ウクライナ情勢への懸念は、金融市場においてはリスク回避の動きをもたらし、安全資産とされる債券が買われる結果、債券利回りである金利は低下となるのが基本だったが、以上のように見ると、ウクライナ情勢を受けたユーロ急落を裏付けた形となったのは、米金利以上に独金利が大きく低下したことだったということだろう。

ウクライナ情勢を受けて大きく動いている「ウクライナ相場」は、ウクライナ情勢次第で逆方向に動くリスクへの懸念もあるだろう。それをユーロ/米ドルで考える場合は、米金利以上に独金利が大きく上昇するかが目安になりそうだ。

では、ウクライナ情勢次第で、金利上昇が再燃となった場合、米金利以上に独金利が継続的に大きく上昇する可能性はあるだろうか。最近にかけての米インフレ懸念の強さなどから考えると、それは自ずと限定的ではないか。そうであれば、金利差の変化を受けたユーロ高・米ドル安への戻りも、基本的には限られる可能性が高いのではないか。
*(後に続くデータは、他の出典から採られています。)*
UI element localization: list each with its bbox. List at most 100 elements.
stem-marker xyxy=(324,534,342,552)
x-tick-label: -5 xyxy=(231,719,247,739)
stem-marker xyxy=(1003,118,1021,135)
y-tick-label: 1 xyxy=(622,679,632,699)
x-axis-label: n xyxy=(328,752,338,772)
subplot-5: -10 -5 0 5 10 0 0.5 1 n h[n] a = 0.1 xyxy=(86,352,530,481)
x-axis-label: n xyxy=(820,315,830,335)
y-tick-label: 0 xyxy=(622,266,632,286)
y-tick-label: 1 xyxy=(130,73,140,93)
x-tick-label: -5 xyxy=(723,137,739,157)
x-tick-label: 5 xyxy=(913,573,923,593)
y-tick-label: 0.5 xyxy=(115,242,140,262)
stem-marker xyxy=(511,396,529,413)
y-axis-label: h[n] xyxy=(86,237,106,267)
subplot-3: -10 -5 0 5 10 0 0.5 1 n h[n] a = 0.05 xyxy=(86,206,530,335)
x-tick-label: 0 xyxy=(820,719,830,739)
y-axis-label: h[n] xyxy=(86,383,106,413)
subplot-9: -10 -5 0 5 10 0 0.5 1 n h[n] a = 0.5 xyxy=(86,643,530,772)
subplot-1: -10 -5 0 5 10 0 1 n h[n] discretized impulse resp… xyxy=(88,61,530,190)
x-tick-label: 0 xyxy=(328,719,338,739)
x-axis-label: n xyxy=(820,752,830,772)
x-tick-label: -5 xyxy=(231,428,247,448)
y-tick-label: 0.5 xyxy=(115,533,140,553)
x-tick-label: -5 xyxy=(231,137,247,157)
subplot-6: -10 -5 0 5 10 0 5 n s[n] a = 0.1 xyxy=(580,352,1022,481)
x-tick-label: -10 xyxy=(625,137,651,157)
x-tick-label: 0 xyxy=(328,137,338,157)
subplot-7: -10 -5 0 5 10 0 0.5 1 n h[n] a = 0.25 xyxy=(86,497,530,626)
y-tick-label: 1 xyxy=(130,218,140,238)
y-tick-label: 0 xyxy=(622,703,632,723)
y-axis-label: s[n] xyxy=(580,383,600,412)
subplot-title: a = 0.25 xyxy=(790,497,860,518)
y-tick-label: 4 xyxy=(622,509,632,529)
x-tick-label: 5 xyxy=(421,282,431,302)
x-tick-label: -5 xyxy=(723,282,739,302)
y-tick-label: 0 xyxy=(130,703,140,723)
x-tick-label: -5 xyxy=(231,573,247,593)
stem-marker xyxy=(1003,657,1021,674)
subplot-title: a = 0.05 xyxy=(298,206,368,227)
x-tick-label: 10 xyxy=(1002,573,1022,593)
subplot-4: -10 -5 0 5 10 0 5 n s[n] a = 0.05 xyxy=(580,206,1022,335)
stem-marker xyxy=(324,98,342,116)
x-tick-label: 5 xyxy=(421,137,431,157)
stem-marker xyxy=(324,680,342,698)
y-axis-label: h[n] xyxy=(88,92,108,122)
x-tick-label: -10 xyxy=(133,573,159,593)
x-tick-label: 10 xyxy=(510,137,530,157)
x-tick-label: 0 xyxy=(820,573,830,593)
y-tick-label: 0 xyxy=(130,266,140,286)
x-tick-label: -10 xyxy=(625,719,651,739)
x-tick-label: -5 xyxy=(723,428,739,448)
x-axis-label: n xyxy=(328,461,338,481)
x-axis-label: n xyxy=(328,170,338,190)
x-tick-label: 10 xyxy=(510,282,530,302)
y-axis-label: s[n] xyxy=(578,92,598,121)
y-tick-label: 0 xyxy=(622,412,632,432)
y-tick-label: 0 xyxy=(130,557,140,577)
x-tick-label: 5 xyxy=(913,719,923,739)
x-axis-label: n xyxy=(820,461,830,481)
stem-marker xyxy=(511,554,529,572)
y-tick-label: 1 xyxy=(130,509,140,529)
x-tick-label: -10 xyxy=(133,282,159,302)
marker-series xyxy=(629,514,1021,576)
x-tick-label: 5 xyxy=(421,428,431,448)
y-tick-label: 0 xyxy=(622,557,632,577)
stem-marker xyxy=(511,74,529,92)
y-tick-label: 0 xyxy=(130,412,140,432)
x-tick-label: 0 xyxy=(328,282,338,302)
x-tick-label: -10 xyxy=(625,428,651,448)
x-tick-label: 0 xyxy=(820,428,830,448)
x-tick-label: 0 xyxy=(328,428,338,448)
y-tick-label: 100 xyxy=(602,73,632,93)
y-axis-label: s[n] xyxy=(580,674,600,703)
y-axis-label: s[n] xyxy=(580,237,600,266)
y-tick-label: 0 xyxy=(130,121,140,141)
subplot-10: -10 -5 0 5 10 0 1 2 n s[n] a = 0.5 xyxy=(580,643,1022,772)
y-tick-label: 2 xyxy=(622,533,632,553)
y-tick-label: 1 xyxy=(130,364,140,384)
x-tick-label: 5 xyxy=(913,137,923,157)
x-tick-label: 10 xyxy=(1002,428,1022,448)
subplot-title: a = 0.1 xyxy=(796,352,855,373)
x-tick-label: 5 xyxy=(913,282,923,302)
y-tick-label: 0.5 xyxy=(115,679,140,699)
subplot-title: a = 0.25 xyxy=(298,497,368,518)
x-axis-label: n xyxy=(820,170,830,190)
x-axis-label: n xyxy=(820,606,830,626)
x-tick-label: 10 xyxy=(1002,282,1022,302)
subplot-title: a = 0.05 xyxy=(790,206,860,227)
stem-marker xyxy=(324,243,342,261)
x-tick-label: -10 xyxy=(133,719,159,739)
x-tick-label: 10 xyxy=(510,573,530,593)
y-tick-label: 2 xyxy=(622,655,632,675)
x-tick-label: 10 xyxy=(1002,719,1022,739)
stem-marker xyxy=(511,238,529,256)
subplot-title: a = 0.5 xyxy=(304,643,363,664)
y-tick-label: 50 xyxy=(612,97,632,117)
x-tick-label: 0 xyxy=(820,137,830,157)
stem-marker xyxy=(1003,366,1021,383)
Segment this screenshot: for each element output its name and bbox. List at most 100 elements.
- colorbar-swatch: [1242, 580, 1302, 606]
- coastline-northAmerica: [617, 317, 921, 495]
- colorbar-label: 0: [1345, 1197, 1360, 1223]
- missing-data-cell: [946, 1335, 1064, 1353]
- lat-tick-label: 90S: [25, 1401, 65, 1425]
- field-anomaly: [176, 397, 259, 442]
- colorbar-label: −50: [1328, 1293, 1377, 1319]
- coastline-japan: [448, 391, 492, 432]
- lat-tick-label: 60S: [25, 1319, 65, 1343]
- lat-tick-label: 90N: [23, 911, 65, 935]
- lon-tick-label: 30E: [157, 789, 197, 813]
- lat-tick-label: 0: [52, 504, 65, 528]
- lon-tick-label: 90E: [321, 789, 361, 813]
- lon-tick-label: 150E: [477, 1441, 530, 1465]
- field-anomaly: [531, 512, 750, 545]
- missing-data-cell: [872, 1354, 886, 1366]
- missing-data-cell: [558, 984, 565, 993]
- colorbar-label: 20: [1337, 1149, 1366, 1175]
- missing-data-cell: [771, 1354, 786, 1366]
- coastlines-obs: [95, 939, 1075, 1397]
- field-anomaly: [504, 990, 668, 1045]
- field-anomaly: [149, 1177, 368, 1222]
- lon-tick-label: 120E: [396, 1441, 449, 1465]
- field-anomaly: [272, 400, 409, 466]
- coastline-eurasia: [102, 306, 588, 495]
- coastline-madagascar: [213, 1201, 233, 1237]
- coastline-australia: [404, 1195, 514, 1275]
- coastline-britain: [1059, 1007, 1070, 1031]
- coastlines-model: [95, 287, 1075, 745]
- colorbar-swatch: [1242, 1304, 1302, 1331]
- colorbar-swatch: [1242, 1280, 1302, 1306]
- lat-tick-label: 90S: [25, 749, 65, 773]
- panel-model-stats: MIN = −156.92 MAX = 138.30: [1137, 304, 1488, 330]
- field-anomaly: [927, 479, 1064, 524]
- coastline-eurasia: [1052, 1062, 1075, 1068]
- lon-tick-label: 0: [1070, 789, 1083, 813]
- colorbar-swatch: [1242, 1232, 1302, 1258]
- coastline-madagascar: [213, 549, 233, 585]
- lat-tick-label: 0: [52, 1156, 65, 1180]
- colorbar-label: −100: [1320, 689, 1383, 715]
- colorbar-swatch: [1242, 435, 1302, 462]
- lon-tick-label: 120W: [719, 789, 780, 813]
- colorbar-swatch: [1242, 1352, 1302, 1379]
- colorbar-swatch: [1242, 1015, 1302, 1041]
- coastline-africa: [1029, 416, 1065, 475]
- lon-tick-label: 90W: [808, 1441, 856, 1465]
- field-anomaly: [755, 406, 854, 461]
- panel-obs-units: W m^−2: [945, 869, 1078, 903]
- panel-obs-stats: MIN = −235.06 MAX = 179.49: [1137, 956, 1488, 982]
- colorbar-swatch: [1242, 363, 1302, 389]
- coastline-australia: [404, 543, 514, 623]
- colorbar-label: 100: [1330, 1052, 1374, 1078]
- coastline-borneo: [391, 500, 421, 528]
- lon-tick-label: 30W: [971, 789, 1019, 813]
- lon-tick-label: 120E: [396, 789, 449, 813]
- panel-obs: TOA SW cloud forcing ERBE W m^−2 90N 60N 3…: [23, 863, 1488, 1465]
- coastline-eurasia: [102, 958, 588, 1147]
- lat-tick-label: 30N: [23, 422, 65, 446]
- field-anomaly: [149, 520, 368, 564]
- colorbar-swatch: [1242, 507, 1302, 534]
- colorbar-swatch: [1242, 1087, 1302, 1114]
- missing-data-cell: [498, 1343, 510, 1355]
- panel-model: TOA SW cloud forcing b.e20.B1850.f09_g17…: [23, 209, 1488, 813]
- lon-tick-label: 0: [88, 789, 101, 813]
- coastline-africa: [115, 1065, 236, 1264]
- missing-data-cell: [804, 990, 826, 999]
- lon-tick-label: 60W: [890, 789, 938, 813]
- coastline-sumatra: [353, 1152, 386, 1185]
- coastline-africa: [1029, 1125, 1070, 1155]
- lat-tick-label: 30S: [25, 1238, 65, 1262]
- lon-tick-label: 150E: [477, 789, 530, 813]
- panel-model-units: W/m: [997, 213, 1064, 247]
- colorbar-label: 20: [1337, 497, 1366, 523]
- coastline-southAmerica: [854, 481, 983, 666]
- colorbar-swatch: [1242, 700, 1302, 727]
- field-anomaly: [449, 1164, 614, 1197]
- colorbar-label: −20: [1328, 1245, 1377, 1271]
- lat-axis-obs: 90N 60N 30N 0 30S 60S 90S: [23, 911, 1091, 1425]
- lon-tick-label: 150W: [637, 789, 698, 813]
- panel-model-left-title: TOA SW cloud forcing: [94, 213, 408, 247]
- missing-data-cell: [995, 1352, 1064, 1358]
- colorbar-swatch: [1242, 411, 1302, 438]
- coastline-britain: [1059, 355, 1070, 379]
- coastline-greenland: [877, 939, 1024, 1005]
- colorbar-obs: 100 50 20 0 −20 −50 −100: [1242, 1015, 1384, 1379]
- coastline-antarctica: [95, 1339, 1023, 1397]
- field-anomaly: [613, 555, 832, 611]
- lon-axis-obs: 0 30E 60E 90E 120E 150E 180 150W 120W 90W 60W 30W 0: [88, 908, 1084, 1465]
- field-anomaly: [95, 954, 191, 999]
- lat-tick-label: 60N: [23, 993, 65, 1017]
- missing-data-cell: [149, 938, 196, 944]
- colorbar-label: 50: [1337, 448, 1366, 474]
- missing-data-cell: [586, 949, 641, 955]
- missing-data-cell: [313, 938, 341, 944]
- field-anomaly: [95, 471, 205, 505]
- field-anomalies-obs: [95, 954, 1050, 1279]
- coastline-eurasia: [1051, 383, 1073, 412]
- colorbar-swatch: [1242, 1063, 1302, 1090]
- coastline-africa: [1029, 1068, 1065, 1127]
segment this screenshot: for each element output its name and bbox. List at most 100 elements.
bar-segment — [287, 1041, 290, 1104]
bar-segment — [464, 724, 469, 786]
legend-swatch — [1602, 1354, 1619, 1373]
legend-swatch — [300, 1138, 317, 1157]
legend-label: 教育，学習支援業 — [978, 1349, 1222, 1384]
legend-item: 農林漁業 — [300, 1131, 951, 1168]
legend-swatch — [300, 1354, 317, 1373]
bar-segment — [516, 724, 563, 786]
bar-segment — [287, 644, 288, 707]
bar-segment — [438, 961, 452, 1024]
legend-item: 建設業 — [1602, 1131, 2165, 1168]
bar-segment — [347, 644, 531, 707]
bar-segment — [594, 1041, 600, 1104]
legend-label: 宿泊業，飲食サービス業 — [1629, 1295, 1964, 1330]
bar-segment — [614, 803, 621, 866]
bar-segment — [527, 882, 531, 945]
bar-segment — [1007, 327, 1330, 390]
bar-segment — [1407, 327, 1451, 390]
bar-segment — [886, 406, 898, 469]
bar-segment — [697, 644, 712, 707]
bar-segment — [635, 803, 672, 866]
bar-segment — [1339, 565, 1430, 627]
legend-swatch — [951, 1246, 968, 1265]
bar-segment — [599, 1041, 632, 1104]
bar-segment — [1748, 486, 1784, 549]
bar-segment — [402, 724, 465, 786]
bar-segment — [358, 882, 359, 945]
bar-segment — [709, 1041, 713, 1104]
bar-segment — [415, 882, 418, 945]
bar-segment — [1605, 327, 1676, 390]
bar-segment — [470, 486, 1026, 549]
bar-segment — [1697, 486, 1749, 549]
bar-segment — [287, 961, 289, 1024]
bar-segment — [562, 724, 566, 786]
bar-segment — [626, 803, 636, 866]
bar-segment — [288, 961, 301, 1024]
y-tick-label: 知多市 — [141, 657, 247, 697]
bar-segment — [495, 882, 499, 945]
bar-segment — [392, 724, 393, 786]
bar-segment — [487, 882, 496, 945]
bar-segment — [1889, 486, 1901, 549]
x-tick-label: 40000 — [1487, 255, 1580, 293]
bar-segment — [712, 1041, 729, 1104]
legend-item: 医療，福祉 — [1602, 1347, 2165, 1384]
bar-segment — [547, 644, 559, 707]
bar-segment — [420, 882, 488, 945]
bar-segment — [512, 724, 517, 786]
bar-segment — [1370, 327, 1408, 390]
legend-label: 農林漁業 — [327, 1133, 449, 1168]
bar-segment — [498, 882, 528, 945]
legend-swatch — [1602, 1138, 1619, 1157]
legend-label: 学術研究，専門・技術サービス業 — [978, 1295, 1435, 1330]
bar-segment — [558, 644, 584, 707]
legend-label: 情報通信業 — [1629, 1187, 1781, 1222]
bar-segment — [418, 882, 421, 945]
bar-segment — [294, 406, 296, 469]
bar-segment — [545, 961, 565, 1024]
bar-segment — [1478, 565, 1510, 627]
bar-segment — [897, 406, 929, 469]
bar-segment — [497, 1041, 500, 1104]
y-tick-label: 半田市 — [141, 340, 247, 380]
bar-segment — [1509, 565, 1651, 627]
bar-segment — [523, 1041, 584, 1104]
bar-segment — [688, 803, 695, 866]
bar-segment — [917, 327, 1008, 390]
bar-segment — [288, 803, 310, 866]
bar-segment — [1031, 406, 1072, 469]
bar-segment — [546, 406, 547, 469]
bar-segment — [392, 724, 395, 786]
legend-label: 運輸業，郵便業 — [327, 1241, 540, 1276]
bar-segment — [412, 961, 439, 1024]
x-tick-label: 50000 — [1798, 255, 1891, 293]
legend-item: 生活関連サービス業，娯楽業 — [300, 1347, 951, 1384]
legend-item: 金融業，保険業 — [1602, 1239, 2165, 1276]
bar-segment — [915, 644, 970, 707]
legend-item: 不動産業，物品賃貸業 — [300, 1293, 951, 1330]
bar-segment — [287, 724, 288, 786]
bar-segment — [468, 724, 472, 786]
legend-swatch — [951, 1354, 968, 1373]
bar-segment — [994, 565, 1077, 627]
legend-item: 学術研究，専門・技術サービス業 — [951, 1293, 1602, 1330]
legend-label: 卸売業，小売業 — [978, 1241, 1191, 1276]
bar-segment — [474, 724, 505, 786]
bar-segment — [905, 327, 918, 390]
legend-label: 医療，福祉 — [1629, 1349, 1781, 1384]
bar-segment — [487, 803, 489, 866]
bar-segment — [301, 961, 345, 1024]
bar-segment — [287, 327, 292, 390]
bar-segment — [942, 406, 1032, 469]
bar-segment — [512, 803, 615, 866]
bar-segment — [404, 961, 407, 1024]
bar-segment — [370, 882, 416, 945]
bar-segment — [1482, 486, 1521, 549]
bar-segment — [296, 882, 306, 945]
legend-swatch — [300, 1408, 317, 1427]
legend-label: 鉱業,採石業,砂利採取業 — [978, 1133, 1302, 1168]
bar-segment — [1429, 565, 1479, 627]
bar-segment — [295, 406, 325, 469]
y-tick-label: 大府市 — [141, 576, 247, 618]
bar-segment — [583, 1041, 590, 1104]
最後に、ユーロのポジションについて確認する。最近にかけてユーロが急落している割に、CFTC(米商品先物取引委員会)統計の投機筋のユーロ・ポジションは買い越しとなっていた(図表3参照)。以上のように見ると、ユーロが急落する中でも、少なくともユーロが「売られ過ぎ」で、ウクライナ情勢などをきっかけに、その反動からユーロ買い戻しが急拡大するという可能性も限られるのではないか。